The .bashrc file is like this now:
export JAVA_HOME=/usr/lib/jvm/jre-1.8.0-openjdk.x86_64 export HADOOP_HOME=/usr/local/hadoop-2.7.1 export HIVE_HOME=/usr/local/apache-hive-1.2.1-bin export PATH=$PATH:$JAVA_HOME/bin:$HADOOP_HOME/bin:$HIVE_HOME/bin
To start Hive I just write hive and it seems that works:
[hadoopadmin@hadoopSingleNode ~]$ hive Logging initialized using configuration in jar:file:/usr/local/apache-hive-1.2.1-bin/lib/hive-common-1.2.1.jar!/hive-log4j.properties hive>
I have some tables in hive that I create with this command:
create table customer (C_CUSTKEY INT, C_NAME STRING, C_ADDRESS STRING, C_NATIONKEY INT, C_PHONE STRING, C_ACCTBAL DOUBLE, C_MKTSEGMENT STRING, C_COMMENT STRING) ROW FORMAT DELIMITED FIELDS TERMINATED BY '|' STORED AS TEXTFILE LOCATION '/tables/customer';
Now its time to install spark to query this hive tabes. What Im doing is just download this version "http://www.apache.org/dyn/closer.lua/spark/spark-1.6.1/spark-1.6.1-bin-hadoop2.6.tgz", extract the files and configure environment variables. After this with spark-shell Im getting a lot of errors.
I already try a lot of things but nothing is working to fix the issues, so someone can see what is not ok in my configurations step or what is missing here?
Errors that are appearing after execute spark-shell command:
Created 04-03-2016 06:45 PM
Spark shell attempts to start a SQL Context by default. The first thing I would check is whether you are pointing Spark at your existing Hive meta store. In your {SPARK_HOME}/conf folder you should have a hive-site.xml file. Make sure you have the following configuraiton:
<property> <name>hive.metastore.uris</name> <value>thrift://{IP of meta store host}:{port meta store listening}</value> </property>
This should tell Spark Shell to connect to your existing meta store instead of trying to create a default, which is what it looks like it is trying to do. The SQL context should now be able to start up and you should be able to access Hive by using the default SQLContext.

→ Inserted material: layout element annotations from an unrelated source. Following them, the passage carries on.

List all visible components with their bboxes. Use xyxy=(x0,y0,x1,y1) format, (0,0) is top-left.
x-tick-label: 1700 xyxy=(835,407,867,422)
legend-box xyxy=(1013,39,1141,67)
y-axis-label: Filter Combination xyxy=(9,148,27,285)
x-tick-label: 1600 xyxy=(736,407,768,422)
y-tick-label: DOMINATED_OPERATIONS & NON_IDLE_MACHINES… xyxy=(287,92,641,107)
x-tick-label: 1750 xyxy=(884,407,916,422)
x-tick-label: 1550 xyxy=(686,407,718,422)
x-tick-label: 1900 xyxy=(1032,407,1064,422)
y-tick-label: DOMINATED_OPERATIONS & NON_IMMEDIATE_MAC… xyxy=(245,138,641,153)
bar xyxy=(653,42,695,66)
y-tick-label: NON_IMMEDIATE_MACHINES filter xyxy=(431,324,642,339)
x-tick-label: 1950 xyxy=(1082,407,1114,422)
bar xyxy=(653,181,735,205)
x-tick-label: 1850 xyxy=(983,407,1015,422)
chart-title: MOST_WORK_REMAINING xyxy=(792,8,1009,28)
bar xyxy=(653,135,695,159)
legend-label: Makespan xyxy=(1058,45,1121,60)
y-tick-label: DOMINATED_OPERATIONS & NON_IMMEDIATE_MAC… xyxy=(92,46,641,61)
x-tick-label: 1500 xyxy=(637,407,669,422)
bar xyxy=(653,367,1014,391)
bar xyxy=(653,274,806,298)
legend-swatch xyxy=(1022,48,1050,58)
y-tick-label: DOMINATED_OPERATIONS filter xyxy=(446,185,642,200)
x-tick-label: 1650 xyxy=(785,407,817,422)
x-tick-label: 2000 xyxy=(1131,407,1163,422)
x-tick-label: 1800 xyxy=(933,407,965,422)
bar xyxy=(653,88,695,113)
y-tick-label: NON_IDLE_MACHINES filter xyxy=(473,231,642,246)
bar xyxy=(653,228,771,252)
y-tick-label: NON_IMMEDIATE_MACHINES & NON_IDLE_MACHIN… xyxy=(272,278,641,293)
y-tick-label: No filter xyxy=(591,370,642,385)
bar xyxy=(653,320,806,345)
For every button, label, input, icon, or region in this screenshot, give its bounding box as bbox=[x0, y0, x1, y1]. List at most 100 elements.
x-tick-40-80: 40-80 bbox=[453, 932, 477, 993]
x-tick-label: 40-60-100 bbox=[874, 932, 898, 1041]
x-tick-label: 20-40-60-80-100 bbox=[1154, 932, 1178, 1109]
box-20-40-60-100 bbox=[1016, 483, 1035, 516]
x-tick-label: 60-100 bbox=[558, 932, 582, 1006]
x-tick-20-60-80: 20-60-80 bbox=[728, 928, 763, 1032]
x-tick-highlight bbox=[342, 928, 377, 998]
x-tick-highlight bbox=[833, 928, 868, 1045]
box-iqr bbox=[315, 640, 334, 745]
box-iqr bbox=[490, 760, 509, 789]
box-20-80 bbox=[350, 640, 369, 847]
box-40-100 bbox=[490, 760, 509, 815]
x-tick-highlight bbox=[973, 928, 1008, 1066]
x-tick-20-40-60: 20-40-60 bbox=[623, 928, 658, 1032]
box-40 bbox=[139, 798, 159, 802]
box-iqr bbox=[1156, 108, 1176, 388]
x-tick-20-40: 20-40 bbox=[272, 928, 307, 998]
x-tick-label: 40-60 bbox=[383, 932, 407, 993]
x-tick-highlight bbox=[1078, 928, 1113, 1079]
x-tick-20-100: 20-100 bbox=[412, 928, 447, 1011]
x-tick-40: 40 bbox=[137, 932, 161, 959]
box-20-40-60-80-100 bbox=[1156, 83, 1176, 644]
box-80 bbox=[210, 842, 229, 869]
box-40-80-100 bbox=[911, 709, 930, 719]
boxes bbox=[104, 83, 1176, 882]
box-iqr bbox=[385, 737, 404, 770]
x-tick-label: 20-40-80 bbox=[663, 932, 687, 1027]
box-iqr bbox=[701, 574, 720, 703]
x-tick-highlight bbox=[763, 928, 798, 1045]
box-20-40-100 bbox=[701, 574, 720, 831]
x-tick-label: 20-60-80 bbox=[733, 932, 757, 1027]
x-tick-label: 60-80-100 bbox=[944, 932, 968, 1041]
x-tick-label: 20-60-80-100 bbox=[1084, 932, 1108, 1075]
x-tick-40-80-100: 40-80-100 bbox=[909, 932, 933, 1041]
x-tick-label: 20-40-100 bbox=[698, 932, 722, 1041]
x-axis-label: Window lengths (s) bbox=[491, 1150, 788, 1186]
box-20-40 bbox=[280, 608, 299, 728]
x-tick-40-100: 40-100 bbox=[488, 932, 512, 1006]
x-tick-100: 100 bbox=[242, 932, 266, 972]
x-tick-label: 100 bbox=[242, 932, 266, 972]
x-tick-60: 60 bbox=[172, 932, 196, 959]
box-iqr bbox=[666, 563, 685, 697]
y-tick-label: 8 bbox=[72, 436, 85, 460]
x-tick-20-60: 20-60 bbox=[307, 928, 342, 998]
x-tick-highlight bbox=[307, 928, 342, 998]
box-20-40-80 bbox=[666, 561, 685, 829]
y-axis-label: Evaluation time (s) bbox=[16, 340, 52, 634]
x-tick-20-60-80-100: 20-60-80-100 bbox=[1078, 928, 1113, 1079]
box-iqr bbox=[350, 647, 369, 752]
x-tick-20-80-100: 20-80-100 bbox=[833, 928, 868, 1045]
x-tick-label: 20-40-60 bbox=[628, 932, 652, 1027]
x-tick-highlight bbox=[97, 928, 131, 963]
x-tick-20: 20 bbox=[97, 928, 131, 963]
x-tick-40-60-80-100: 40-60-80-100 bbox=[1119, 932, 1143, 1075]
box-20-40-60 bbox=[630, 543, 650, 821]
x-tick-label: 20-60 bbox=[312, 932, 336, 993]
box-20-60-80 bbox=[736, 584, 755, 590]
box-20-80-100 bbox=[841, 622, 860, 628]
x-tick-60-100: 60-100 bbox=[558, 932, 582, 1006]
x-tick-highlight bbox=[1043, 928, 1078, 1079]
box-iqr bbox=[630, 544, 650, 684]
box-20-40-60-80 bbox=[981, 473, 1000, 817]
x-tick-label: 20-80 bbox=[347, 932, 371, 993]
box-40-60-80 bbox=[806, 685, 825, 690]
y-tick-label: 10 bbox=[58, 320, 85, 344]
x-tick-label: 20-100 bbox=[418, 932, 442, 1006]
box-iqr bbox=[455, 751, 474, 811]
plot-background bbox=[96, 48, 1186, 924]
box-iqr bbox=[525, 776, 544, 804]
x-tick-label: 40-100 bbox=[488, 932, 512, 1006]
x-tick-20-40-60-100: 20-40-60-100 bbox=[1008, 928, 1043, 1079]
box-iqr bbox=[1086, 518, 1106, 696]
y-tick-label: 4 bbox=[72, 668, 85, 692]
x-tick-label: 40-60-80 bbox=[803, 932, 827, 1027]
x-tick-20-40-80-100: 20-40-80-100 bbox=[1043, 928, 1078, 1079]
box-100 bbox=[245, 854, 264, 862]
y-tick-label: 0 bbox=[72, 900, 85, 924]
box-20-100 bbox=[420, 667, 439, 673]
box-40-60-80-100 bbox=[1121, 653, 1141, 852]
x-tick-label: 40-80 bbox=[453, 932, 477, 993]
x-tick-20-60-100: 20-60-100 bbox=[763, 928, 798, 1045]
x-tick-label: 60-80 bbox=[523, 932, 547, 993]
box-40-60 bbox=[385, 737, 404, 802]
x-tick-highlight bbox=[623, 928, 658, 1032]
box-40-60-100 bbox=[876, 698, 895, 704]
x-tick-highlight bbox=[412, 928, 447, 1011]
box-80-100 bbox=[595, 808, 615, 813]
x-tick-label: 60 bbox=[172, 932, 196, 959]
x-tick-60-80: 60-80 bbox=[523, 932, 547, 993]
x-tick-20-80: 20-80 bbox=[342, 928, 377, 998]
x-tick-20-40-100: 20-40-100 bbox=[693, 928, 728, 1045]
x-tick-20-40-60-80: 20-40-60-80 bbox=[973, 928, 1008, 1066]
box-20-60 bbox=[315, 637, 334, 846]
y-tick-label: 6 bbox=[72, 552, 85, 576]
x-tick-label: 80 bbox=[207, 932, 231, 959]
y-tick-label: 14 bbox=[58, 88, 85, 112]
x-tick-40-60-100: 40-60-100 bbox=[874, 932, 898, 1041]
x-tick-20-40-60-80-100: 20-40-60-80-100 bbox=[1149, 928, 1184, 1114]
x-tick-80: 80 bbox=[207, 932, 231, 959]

val result = sqlContext.sql("SELECT * FROM {hive table name}") result.show
If the Hive Context was not created by default then do this and retry the query:
val hiveContext = new org.apache.spark.sql.hive.HiveContext(sc)
Created 04-03-2016 06:45 PM
Spark shell attempts to start a SQL Context by default. The first thing I would check is whether you are pointing Spark at your existing Hive meta store. In your {SPARK_HOME}/conf folder you should have a hive-site.xml file. Make sure you have the following configuraiton:
<property> <name>hive.metastore.uris</name> <value>thrift://{IP of meta store host}:{port meta store listening}</value> </property>
This should tell Spark Shell to connect to your existing meta store instead of trying to create a default, which is what it looks like it is trying to do. The SQL context should now be able to start up and you should be able to access Hive by using the default SQLContext.
val result = sqlContext.sql("SELECT * FROM {hive table name}") result.show
If the Hive Context was not created by default then do this and retry the query:
val hiveContext = new org.apache.spark.sql.hive.HiveContext(sc)
Created 04-04-2016 01:35 PM
Thank you really. Now it is working! It is just showing some warnings about "version information not found in metastore..." and "failed to get database default returning NoSuchObjectException". But as they are warnings should be working fine, right?